Você conhece o Jai Paul? Ele tem uma faixa incrível chamada “BTSTU”. É o tipo de vocal que eu realmente gosto de fazer. Soa como se fosse um sample, mas na verdade é a voz dele gravada com péssima qualidade. Isso você pode fazer sozinho, com qualquer microfone. Eu gosto disso. Por exemplo, gravar vocal no quarto é perfeito, porque rende esse resultado: soa como um sample. Quando você está num grande estúdio, sua voz fica boa demais. Quando você faz no seu quarto, com as caixas de som do computador, fica uma merda, mas fica com essa característica suja, antiga. Essa é a minha onda.
Você tem um novo projeto chamado Darkside, em parceria com Dave Harrington, certo? Vem disco de vocês? E disco novo do Nicolas Jaar, Sai em 2012?
O que posso adiantar basicamente é esse dispositivo que eu falei: deve sair em maio e trará uma compilação com artistas da Clown & Sunset, além de novas músicas minhas. E com certeza vamos lançar um álbum do Darkside em 2012.
Fale um pouco sobre o que você anda ouvindo de novidade no momento?
Como fã, eu não ouço muitas coisas novas. O que eu escuto de som atual é mais pra saber o que está acontecendo e ficar por dentro de novidades da música contemporânea.
Então fale cinco discos/músicas que realmente mexem com você:
Walk On By, do Isaac Hayes, The Koln Concert, um disco ao vivo do pianista Keith Jarrett, o primeiro vinil do Ricardo Villalobos pelo selo Perlon, Crooks and Lovers, do Mount Kimbie e Songs in a Room, do Leonard Cohen
Hoje nós fomos comprar discos de música brasileira e você se sentiu bem à vontade. O que você sabe sobre a nossa música e o que mais te interessa?
Antes, quando eu ia atrás de música brasileira, era pra descobrir boas percussões e ritmos. Mas, quando ouvi Cartola, percebi como eu posso realmente me inspirar no sentido melódico. Tem muito sentimento e tem muito do que gosto no fado e na música africana. A voz dele junta essas duas coisas! Tudo isso me inspirou demais.

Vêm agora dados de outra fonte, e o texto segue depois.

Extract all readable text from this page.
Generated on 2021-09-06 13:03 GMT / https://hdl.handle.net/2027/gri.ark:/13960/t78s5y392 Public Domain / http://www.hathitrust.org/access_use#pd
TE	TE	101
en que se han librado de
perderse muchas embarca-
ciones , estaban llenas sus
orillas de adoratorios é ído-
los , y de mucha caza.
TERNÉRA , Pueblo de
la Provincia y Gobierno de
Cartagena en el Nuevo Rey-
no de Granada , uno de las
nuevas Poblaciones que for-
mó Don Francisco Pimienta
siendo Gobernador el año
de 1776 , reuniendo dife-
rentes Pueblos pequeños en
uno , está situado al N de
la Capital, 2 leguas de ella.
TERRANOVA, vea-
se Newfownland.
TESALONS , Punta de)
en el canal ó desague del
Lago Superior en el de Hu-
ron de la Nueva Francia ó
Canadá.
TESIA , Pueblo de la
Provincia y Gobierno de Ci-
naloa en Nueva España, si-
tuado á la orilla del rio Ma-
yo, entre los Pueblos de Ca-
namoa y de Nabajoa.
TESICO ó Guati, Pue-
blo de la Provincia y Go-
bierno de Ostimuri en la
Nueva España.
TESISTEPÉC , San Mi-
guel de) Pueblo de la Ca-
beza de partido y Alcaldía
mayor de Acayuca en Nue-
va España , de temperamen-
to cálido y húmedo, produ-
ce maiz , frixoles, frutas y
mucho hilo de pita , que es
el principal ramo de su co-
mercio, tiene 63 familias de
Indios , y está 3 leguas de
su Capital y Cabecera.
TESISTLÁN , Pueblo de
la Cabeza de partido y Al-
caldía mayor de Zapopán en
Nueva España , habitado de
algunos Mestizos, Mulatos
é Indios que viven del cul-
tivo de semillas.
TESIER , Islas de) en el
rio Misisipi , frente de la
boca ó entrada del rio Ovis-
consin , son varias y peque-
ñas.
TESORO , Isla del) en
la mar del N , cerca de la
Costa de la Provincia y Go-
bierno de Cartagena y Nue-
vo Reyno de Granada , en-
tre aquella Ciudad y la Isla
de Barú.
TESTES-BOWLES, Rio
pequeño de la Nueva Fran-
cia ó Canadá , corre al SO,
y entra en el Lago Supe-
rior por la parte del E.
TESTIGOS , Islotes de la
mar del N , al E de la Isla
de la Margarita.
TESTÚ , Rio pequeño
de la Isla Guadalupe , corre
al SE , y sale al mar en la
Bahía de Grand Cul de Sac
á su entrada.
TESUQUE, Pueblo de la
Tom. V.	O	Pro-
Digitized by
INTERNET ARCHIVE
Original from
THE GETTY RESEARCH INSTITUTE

O que você achou de suas apresentações no Brasil?
Eu achei o D-Edge bem legal, e o Warung é mais um clube de praia. Minha música não combina tanto com o clima praiano… Talvez até combine, mas não com esse tipo de praia (risos).
“Acabamos de criar um novo dispositivo e vamos começar a lançar músicas através dele. Já encomendamos mil cópias iniciais desse novo dispositivo, mas eu não posso falar muito sobre isso ainda. Aguardem e verão!”

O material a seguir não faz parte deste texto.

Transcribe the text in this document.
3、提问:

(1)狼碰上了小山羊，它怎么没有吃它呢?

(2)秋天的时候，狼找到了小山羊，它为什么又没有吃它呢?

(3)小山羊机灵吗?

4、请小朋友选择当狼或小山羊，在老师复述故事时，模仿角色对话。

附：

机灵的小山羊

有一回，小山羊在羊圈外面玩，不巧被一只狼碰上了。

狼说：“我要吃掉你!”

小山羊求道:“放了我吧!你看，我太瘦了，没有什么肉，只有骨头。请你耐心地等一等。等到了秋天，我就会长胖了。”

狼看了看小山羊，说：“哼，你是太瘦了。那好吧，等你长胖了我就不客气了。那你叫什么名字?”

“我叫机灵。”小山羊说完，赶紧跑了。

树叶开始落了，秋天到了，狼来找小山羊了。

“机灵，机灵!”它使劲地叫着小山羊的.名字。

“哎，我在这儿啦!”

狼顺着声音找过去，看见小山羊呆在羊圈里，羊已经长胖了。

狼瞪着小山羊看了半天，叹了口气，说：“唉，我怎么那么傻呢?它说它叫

Qual a sua opinião em relação aos downloads ilegais de sua obra na internet? No Brasil, por exemplo, grande parte das pessoas que conhecem o seu trabalho chegaram nele através desses downloads.
Eu não dou a mínima pra isso. O que importa pra mim é que as pessoas conheçam a minha música. Eu realmente não me importo. Acho que é responsabilidade dos selos e dos artistas criarem produtos interessantes o suficiente para que as pessoas queiram comprá-los. É simples.